Un anziano iniziò a riderle in faccia mancandole di rispetto, mentre gli altri saggi rimasero in silenzio.
“È evidentemente che siete troppo ingenua per poter guidare un Regno, vi farete calpestare dal primo pezzente che passa.” Insinuò guardando la ragazza ingenua dai capelli neri, vestita di un rosso principesco.
Ludmilla non perse la calma, e continuò parlare. “Se noi mettessimo a ferro e fuoco la casa di ogni sospettato, che ricordo potrebbe essere innocente non avendo alcuna prova della sua colpevolezza, verrebbe fuori un governo tiranno nemico del popolo, e verrà naturale che il contandino spaventato si allei con i ribelli.”
“Al contrario.” La interruppe un saggio. “Bisogna imporre un governo con il pugno di ferro per far capire a chi sta sotto di noi chi comanda, e cosa più importante...”
“È il dovere del suddito ubbidire alla corona!” Gridò l'anziano battendo i pugni sul tavolo.

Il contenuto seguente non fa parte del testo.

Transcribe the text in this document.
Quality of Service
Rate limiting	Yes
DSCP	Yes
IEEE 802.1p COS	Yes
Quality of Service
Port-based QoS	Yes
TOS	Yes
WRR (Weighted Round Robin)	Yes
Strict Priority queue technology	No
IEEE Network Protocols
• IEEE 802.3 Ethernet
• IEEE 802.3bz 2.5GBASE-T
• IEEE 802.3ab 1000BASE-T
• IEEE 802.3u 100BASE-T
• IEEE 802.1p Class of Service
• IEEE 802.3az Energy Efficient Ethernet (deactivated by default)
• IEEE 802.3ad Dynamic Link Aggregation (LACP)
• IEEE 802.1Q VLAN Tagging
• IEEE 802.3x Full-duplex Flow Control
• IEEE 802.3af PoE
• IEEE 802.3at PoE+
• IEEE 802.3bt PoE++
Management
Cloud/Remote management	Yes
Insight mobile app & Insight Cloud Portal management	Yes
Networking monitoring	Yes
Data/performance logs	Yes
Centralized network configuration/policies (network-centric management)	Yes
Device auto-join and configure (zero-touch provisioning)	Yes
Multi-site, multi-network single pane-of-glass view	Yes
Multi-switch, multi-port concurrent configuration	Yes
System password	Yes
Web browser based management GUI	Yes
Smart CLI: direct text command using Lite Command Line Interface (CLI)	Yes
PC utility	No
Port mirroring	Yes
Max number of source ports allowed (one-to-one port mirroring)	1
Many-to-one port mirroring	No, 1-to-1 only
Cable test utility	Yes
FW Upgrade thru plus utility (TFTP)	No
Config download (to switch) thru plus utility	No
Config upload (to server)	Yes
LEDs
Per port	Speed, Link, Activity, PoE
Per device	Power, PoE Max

“La corona sono io.” Si lasciò sfuggire Ludmilla, seduta sulla poltrona che assomigliava ad un trono d'oro, in quel momento si sentiva potente.
I saggi la guardarono atterriti.
“E se vogliamo parlare di governare con il pugno di ferro, in questo momento tu mi stai mancando di rispetto.”
L'anziano saggio si inferocì. “Abbassa la cresta donna, ti credi solo perché sei di un rango superiore al mio, di potermi parlare con superbia, se fossi una buona regina a quest'ora saresti stata nel letto a dare alla luce un erede maschio.”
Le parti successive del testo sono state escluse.